OGM : démystifier les affirmations trompeuses dans le débat sur l'alimentation au Nigéria

OGM : démystifier les affirmations trompeuses dans le débat sur l'alimentation au Nigéria
© BBC
OGM : démystifier les affirmations trompeuses dans le débat sur l'alimentation au Nigéria
Des affirmations trompeuses sur les risques pour la santé liés aux aliments génétiquement modifiés se sont répandues après qu'une vidéo d'un influenceur est devenue virale.
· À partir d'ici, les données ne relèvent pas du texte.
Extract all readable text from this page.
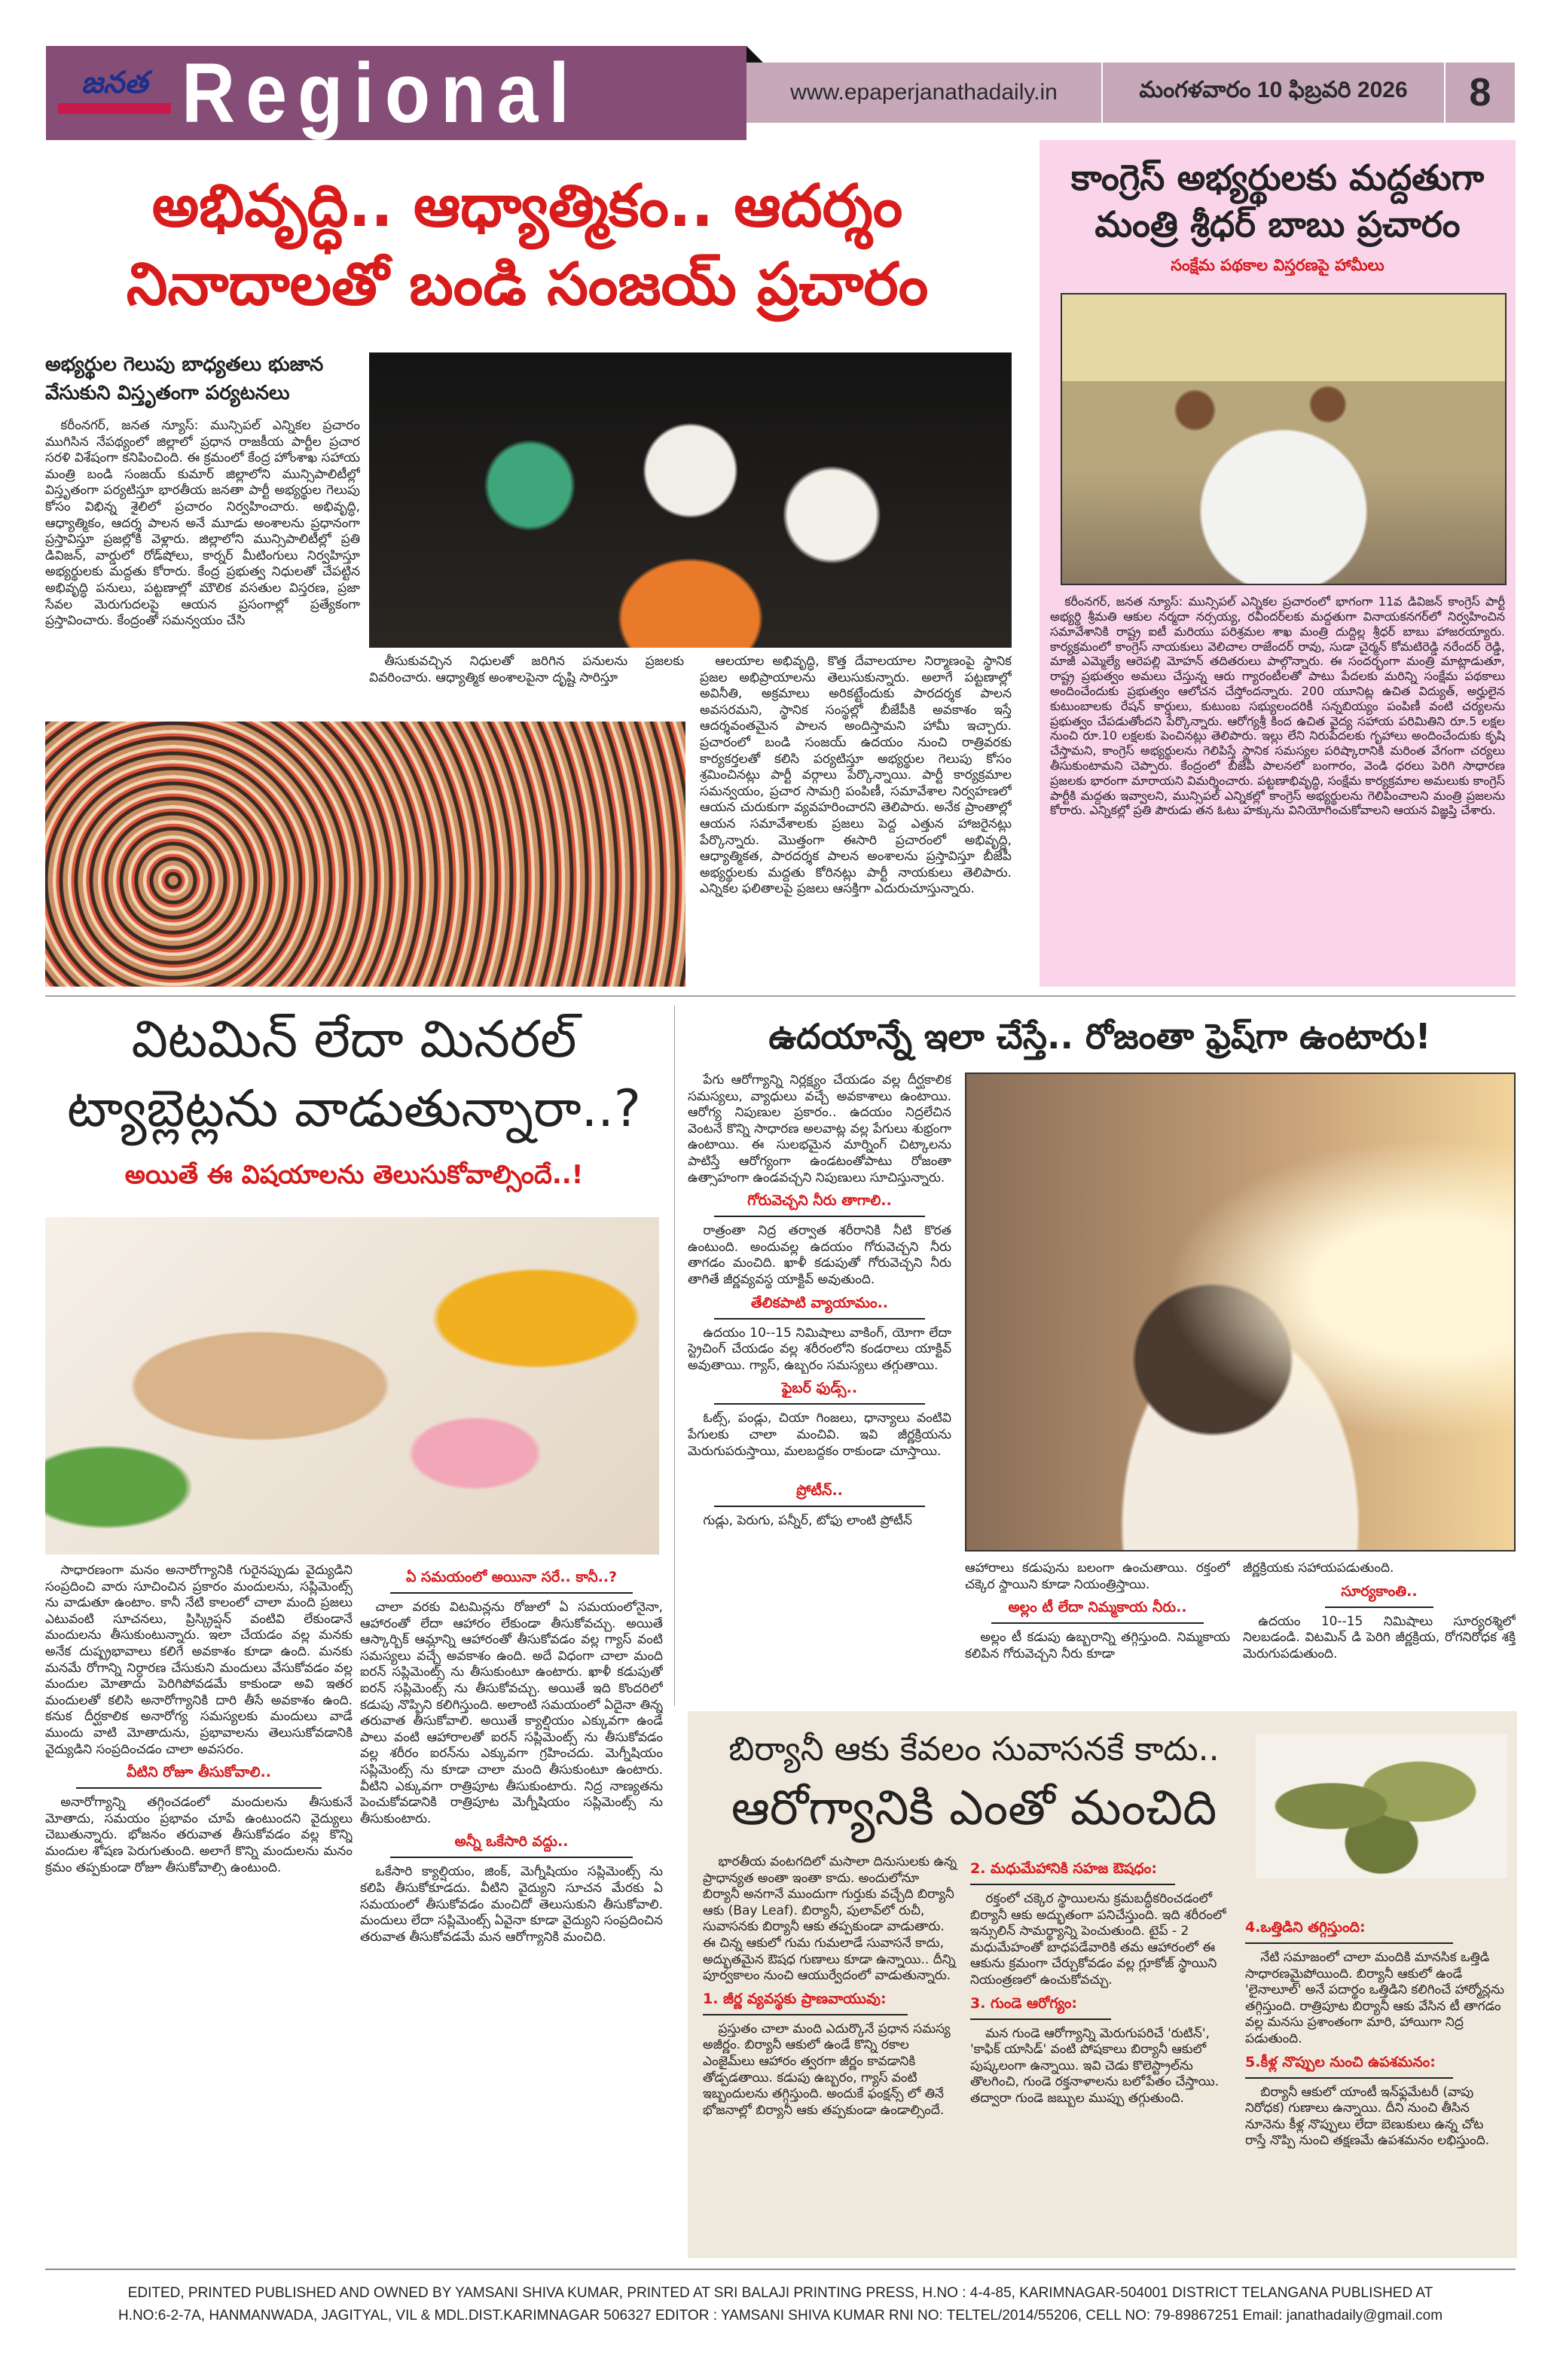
జనత Regional	www.epaperjanathadaily.in	మంగళవారం 10 ఫిబ్రవరి 2026	8
అభివృద్ధి.. ఆధ్యాత్మికం.. ఆదర్శం
నినాదాలతో బండి సంజయ్ ప్రచారం
అభ్యర్థుల గెలుపు బాధ్యతలు భుజాన వేసుకుని విస్తృతంగా పర్యటనలు
కరీంనగర్, జనత న్యూస్: మున్సిపల్ ఎన్నికల ప్రచారం ముగిసిన నేపథ్యంలో జిల్లాలో ప్రధాన రాజకీయ పార్టీల ప్రచార సరళి విశేషంగా కనిపించింది. ఈ క్రమంలో కేంద్ర హోంశాఖ సహాయ మంత్రి బండి సంజయ్ కుమార్ జిల్లాలోని మున్సిపాలిటీల్లో విస్తృతంగా పర్యటిస్తూ భారతీయ జనతా పార్టీ అభ్యర్థుల గెలుపు కోసం విభిన్న శైలిలో ప్రచారం నిర్వహించారు. అభివృద్ధి, ఆధ్యాత్మికం, ఆదర్శ పాలన అనే మూడు అంశాలను ప్రధానంగా ప్రస్తావిస్తూ ప్రజల్లోకి వెళ్లారు. జిల్లాలోని మున్సిపాలిటీల్లో ప్రతి డివిజన్, వార్డులో రోడ్‌షోలు, కార్నర్ మీటింగులు నిర్వహిస్తూ అభ్యర్థులకు మద్దతు కోరారు. కేంద్ర ప్రభుత్వ నిధులతో చేపట్టిన అభివృద్ధి పనులు, పట్టణాల్లో మౌలిక వసతుల విస్తరణ, ప్రజా సేవల మెరుగుదలపై ఆయన ప్రసంగాల్లో ప్రత్యేకంగా ప్రస్తావించారు. కేంద్రంతో సమన్వయం చేసి
తీసుకువచ్చిన నిధులతో జరిగిన పనులను ప్రజలకు వివరించారు. ఆధ్యాత్మిక అంశాలపైనా దృష్టి సారిస్తూ
ఆలయాల అభివృద్ధి, కొత్త దేవాలయాల నిర్మాణంపై స్థానిక ప్రజల అభిప్రాయాలను తెలుసుకున్నారు. అలాగే పట్టణాల్లో అవినీతి, అక్రమాలు అరికట్టేందుకు పారదర్శక పాలన అవసరమని, స్థానిక సంస్థల్లో బీజేపీకి అవకాశం ఇస్తే ఆదర్శవంతమైన పాలన అందిస్తామని హామీ ఇచ్చారు. ప్రచారంలో బండి సంజయ్ ఉదయం నుంచి రాత్రివరకు కార్యకర్తలతో కలిసి పర్యటిస్తూ అభ్యర్థుల గెలుపు కోసం శ్రమించినట్లు పార్టీ వర్గాలు పేర్కొన్నాయి. పార్టీ కార్యక్రమాల సమన్వయం, ప్రచార సామగ్రి పంపిణీ, సమావేశాల నిర్వహణలో ఆయన చురుకుగా వ్యవహరించారని తెలిపారు. అనేక ప్రాంతాల్లో ఆయన సమావేశాలకు ప్రజలు పెద్ద ఎత్తున హాజరైనట్లు పేర్కొన్నారు. మొత్తంగా ఈసారి ప్రచారంలో అభివృద్ధి, ఆధ్యాత్మికత, పారదర్శక పాలన అంశాలను ప్రస్తావిస్తూ బీజేపీ అభ్యర్థులకు మద్దతు కోరినట్లు పార్టీ నాయకులు తెలిపారు. ఎన్నికల ఫలితాలపై ప్రజలు ఆసక్తిగా ఎదురుచూస్తున్నారు.
కాంగ్రెస్ అభ్యర్థులకు మద్దతుగా
మంత్రి శ్రీధర్ బాబు ప్రచారం
సంక్షేమ పథకాల విస్తరణపై హామీలు
కరీంనగర్, జనత న్యూస్: మున్సిపల్ ఎన్నికల ప్రచారంలో భాగంగా 11వ డివిజన్ కాంగ్రెస్ పార్టీ అభ్యర్థి శ్రీమతి ఆకుల నర్మదా నర్సయ్య, రవీందర్‌లకు మద్దతుగా వినాయకనగర్‌లో నిర్వహించిన సమావేశానికి రాష్ట్ర ఐటీ మరియు పరిశ్రమల శాఖ మంత్రి దుద్దిల్ల శ్రీధర్ బాబు హాజరయ్యారు. కార్యక్రమంలో కాంగ్రెస్ నాయకులు వెలిచాల రాజేందర్ రావు, సుడా చైర్మన్ కోమటిరెడ్డి నరేందర్ రెడ్డి, మాజీ ఎమ్మెల్యే ఆరెపల్లి మోహన్ తదితరులు పాల్గొన్నారు. ఈ సందర్భంగా మంత్రి మాట్లాడుతూ, రాష్ట్ర ప్రభుత్వం అమలు చేస్తున్న ఆరు గ్యారంటీలతో పాటు పేదలకు మరిన్ని సంక్షేమ పథకాలు అందించేందుకు ప్రభుత్వం ఆలోచన చేస్తోందన్నారు. 200 యూనిట్ల ఉచిత విద్యుత్, అర్హులైన కుటుంబాలకు రేషన్ కార్డులు, కుటుంబ సభ్యులందరికీ సన్నబియ్యం పంపిణీ వంటి చర్యలను ప్రభుత్వం చేపడుతోందని పేర్కొన్నారు. ఆరోగ్యశ్రీ కింద ఉచిత వైద్య సహాయ పరిమితిని రూ.5 లక్షల నుంచి రూ.10 లక్షలకు పెంచినట్లు తెలిపారు. ఇల్లు లేని నిరుపేదలకు గృహాలు అందించేందుకు కృషి చేస్తామని, కాంగ్రెస్ అభ్యర్థులను గెలిపిస్తే స్థానిక సమస్యల పరిష్కారానికి మరింత వేగంగా చర్యలు తీసుకుంటామని చెప్పారు. కేంద్రంలో బీజేపీ పాలనలో బంగారం, వెండి ధరలు పెరిగి సాధారణ ప్రజలకు భారంగా మారాయని విమర్శించారు. పట్టణాభివృద్ధి, సంక్షేమ కార్యక్రమాల అమలుకు కాంగ్రెస్ పార్టీకి మద్దతు ఇవ్వాలని, మున్సిపల్ ఎన్నికల్లో కాంగ్రెస్ అభ్యర్థులను గెలిపించాలని మంత్రి ప్రజలను కోరారు. ఎన్నికల్లో ప్రతి పౌరుడు తన ఓటు హక్కును వినియోగించుకోవాలని ఆయన విజ్ఞప్తి చేశారు.
విటమిన్ లేదా మినరల్
ట్యాబ్లెట్లను వాడుతున్నారా..?
అయితే ఈ విషయాలను తెలుసుకోవాల్సిందే..!
సాధారణంగా మనం అనారోగ్యానికి గురైనప్పుడు వైద్యుడిని సంప్రదించి వారు సూచించిన ప్రకారం మందులను, సప్లిమెంట్స్ ను వాడుతూ ఉంటాం. కానీ నేటి కాలంలో చాలా మంది ప్రజలు ఎటువంటి సూచనలు, ప్రిస్క్రిప్షన్ వంటివి లేకుండానే మందులను తీసుకుంటున్నారు. ఇలా చేయడం వల్ల మనకు అనేక దుష్ప్రభావాలు కలిగే అవకాశం కూడా ఉంది. మనకు మనమే రోగాన్ని నిర్ధారణ చేసుకుని మందులు వేసుకోవడం వల్ల మందుల మోతాదు పెరిగిపోవడమే కాకుండా అవి ఇతర మందులతో కలిసి అనారోగ్యానికి దారి తీసే అవకాశం ఉంది. కనుక దీర్ఘకాలిక అనారోగ్య సమస్యలకు మందులు వాడే ముందు వాటి మోతాదును, ప్రభావాలను తెలుసుకోవడానికి వైద్యుడిని సంప్రదించడం చాలా అవసరం.
వీటిని రోజూ తీసుకోవాలి..
అనారోగ్యాన్ని తగ్గించడంలో మందులను తీసుకునే మోతాదు, సమయం ప్రభావం చూపే ఉంటుందని వైద్యులు చెబుతున్నారు. భోజనం తరువాత తీసుకోవడం వల్ల కొన్ని మందుల శోషణ పెరుగుతుంది. అలాగే కొన్ని మందులను మనం క్రమం తప్పకుండా రోజూ తీసుకోవాల్సి ఉంటుంది.
ఏ సమయంలో అయినా సరే.. కానీ..?
చాలా వరకు విటమిన్లను రోజులో ఏ సమయంలోనైనా, ఆహారంతో లేదా ఆహారం లేకుండా తీసుకోవచ్చు. అయితే ఆస్కార్బిక్ ఆమ్లాన్ని ఆహారంతో తీసుకోవడం వల్ల గ్యాస్ వంటి సమస్యలు వచ్చే అవకాశం ఉంది. అదే విధంగా చాలా మంది ఐరన్ సప్లిమెంట్స్ ను తీసుకుంటూ ఉంటారు. ఖాళీ కడుపుతో ఐరన్ సప్లిమెంట్స్ ను తీసుకోవచ్చు. అయితే ఇది కొందరిలో కడుపు నొప్పిని కలిగిస్తుంది. అలాంటి సమయంలో ఏదైనా తిన్న తరువాత తీసుకోవాలి. అయితే క్యాల్షియం ఎక్కువగా ఉండే పాలు వంటి ఆహారాలతో ఐరన్ సప్లిమెంట్స్ ను తీసుకోవడం వల్ల శరీరం ఐరన్‌ను ఎక్కువగా గ్రహించదు. మెగ్నీషియం సప్లిమెంట్స్ ను కూడా చాలా మంది తీసుకుంటూ ఉంటారు. వీటిని ఎక్కువగా రాత్రిపూట తీసుకుంటారు. నిద్ర నాణ్యతను పెంచుకోవడానికి రాత్రిపూట మెగ్నీషియం సప్లిమెంట్స్ ను తీసుకుంటారు.
అన్నీ ఒకేసారి వద్దు..
ఒకేసారి క్యాల్షియం, జింక్, మెగ్నీషియం సప్లిమెంట్స్ ను కలిపి తీసుకోకూడదు. వీటిని వైద్యుని సూచన మేరకు ఏ సమయంలో తీసుకోవడం మంచిదో తెలుసుకుని తీసుకోవాలి. మందులు లేదా సప్లిమెంట్స్ ఏవైనా కూడా వైద్యుని సంప్రదించిన తరువాత తీసుకోవడమే మన ఆరోగ్యానికి మంచిది.
ఉదయాన్నే ఇలా చేస్తే.. రోజంతా ఫ్రెష్‌గా ఉంటారు!
పేగు ఆరోగ్యాన్ని నిర్లక్ష్యం చేయడం వల్ల దీర్ఘకాలిక సమస్యలు, వ్యాధులు వచ్చే అవకాశాలు ఉంటాయి. ఆరోగ్య నిపుణుల ప్రకారం.. ఉదయం నిద్రలేచిన వెంటనే కొన్ని సాధారణ అలవాట్ల వల్ల పేగులు శుభ్రంగా ఉంటాయి. ఈ సులభమైన మార్నింగ్ చిట్కాలను పాటిస్తే ఆరోగ్యంగా ఉండటంతోపాటు రోజంతా ఉత్సాహంగా ఉండవచ్చని నిపుణులు సూచిస్తున్నారు.
గోరువెచ్చని నీరు తాగాలి..
రాత్రంతా నిద్ర తర్వాత శరీరానికి నీటి కొరత ఉంటుంది. అందువల్ల ఉదయం గోరువెచ్చని నీరు తాగడం మంచిది. ఖాళీ కడుపుతో గోరువెచ్చని నీరు తాగితే జీర్ణవ్యవస్థ యాక్టివ్ అవుతుంది.
తేలికపాటి వ్యాయామం..
ఉదయం 10--15 నిమిషాలు వాకింగ్, యోగా లేదా స్ట్రెచింగ్ చేయడం వల్ల శరీరంలోని కండరాలు యాక్టివ్ అవుతాయి. గ్యాస్, ఉబ్బరం సమస్యలు తగ్గుతాయి.
ఫైబర్ ఫుడ్స్..
ఓట్స్, పండ్లు, చియా గింజలు, ధాన్యాలు వంటివి పేగులకు చాలా మంచివి. ఇవి జీర్ణక్రియను మెరుగుపరుస్తాయి, మలబద్ధకం రాకుండా చూస్తాయి.
ప్రోటీన్..
గుడ్లు, పెరుగు, పన్నీర్, టోఫు లాంటి ప్రోటీన్
ఆహారాలు కడుపును బలంగా ఉంచుతాయి. రక్తంలో చక్కెర స్థాయిని కూడా నియంత్రిస్తాయి.
అల్లం టీ లేదా నిమ్మకాయ నీరు..
అల్లం టీ కడుపు ఉబ్బరాన్ని తగ్గిస్తుంది. నిమ్మకాయ కలిపిన గోరువెచ్చని నీరు కూడా
జీర్ణక్రియకు సహాయపడుతుంది.
సూర్యకాంతి..
ఉదయం 10--15 నిమిషాలు సూర్యరశ్మిలో నిలబడండి. విటమిన్ డి పెరిగి జీర్ణక్రియ, రోగనిరోధక శక్తి మెరుగుపడుతుంది.
బిర్యానీ ఆకు కేవలం సువాసనకే కాదు..
ఆరోగ్యానికి ఎంతో మంచిది
భారతీయ వంటగదిలో మసాలా దినుసులకు ఉన్న ప్రాధాన్యత అంతా ఇంతా కాదు. అందులోనూ బిర్యానీ అనగానే ముందుగా గుర్తుకు వచ్చేది బిర్యానీ ఆకు (Bay Leaf). బిర్యానీ, పులావ్‌లో రుచీ, సువాసనకు బిర్యానీ ఆకు తప్పకుండా వాడుతారు. ఈ చిన్న ఆకులో గుమ గుమలాడే సువాసనే కాదు, అద్భుతమైన ఔషధ గుణాలు కూడా ఉన్నాయి.. దీన్ని పూర్వకాలం నుంచి ఆయుర్వేదంలో వాడుతున్నారు.
1. జీర్ణ వ్యవస్థకు ప్రాణవాయువు:
ప్రస్తుతం చాలా మంది ఎదుర్కొనే ప్రధాన సమస్య అజీర్ణం. బిర్యానీ ఆకులో ఉండే కొన్ని రకాల ఎంజైమ్‌లు ఆహారం త్వరగా జీర్ణం కావడానికి తోడ్పడతాయి. కడుపు ఉబ్బరం, గ్యాస్ వంటి ఇబ్బందులను తగ్గిస్తుంది. అందుకే ఫంక్షన్స్ లో తినే భోజనాల్లో బిర్యానీ ఆకు తప్పకుండా ఉండాల్సిందే.
2. మధుమేహానికి సహజ ఔషధం:
రక్తంలో చక్కెర స్థాయిలను క్రమబద్ధీకరించడంలో బిర్యానీ ఆకు అద్భుతంగా పనిచేస్తుంది. ఇది శరీరంలో ఇన్సులిన్ సామర్థ్యాన్ని పెంచుతుంది. టైప్ - 2 మధుమేహంతో బాధపడేవారికి తమ ఆహారంలో ఈ ఆకును క్రమంగా చేర్చుకోవడం వల్ల గ్లూకోజ్ స్థాయిని నియంత్రణలో ఉంచుకోవచ్చు.
3. గుండె ఆరోగ్యం:
మన గుండె ఆరోగ్యాన్ని మెరుగుపరిచే 'రుటిన్', 'కాఫిక్ యాసిడ్' వంటి పోషకాలు బిర్యానీ ఆకులో పుష్కలంగా ఉన్నాయి. ఇవి చెడు కొలెస్ట్రాల్‌ను తొలగించి, గుండె రక్తనాళాలను బలోపేతం చేస్తాయి. తద్వారా గుండె జబ్బుల ముప్పు తగ్గుతుంది.
4.ఒత్తిడిని తగ్గిస్తుంది:
నేటి సమాజంలో చాలా మందికి మానసిక ఒత్తిడి సాధారణమైపోయింది. బిర్యానీ ఆకులో ఉండే 'లైనాలూల్' అనే పదార్థం ఒత్తిడిని కలిగించే హార్మోన్లను తగ్గిస్తుంది. రాత్రిపూట బిర్యానీ ఆకు వేసిన టీ తాగడం వల్ల మనసు ప్రశాంతంగా మారి, హాయిగా నిద్ర పడుతుంది.
5.కీళ్ల నొప్పుల నుంచి ఉపశమనం:
బిర్యానీ ఆకులో యాంటీ ఇన్‌ఫ్లమేటరీ (వాపు నిరోధక) గుణాలు ఉన్నాయి. దీని నుంచి తీసిన నూనెను కీళ్ల నొప్పులు లేదా బెణుకులు ఉన్న చోట రాస్తే నొప్పి నుంచి తక్షణమే ఉపశమనం లభిస్తుంది.
EDITED, PRINTED PUBLISHED AND OWNED BY YAMSANI SHIVA KUMAR, PRINTED AT SRI BALAJI PRINTING PRESS, H.NO : 4-4-85, KARIMNAGAR-504001 DISTRICT TELANGANA PUBLISHED AT
H.NO:6-2-7A, HANMANWADA, JAGITYAL, VIL & MDL.DIST.KARIMNAGAR 506327 EDITOR : YAMSANI SHIVA KUMAR RNI NO: TELTEL/2014/55206, CELL NO: 79-89867251 Email: janathadaily@gmail.com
Le débat sur l'utilisation des aliments génétiquement modifiés au Nigéria a refait surface dans les discussions de groupe et sur les réseaux sociaux après qu'une vidéo d'un influenceur spécialisé dans la santé soit devenue virale.

La vidéo de 14 minutes publiée par le Dr Chinonso Egemba, médecin, expliquant certains aspects scientifiques des organismes génétiquement modifiés (OGM) et les arguments qui les entourent, a été visionnée plusieurs millions de fois sur différentes plateformes et a suscité des milliers de commentaires.

Les réactions à cette vidéo montrent à quel point cette question continue de polariser l'opinion au Nigéria et que des affirmations trompeuses sur les risques sanitaires liés aux aliments génétiquement modifiés continuent de circuler sur les réseaux sociaux.

Réagissant aux réactions négatives qui ont suivi sa vidéo, le Dr Egemba a déclaré à la BBC qu'il pensait que les réactions mitigées du public étaient en partie influencées par des théories du complot de longue date.

Certains détracteurs l'ont accusé d'être payé pour promouvoir les aliments génétiquement modifiés ou de travailler secrètement pour des intérêts étrangers, notamment Bill Gates, accusations qu'il a fermement rejetées.

"Les gens pensaient déjà que je travaillais secrètement pour Bill Gates", a-t-il fait remarquer. "Eh bien, pour information, je ne travaille avec aucune entreprise spécialisée dans les OGM. Ma plateforme repose sur l'éducation, et je continuerai à travailler dur pour éduquer les Nigérians."

Que sont les cultures génétiquement modifiées ?

En 2016, le Nigéria a donné son feu vert à la vente de sa première culture génétiquement modifiée, le coton BT. Cette décision a été suivie par l'autorisation d'autres cultures génétiquement modifiées, le niébé PBR et le maïs TELA, au cours des années suivantes, afin de lutter contre l'insécurité alimentaire. Au niveau international, les produits OGM sont apparus dans les années 1990.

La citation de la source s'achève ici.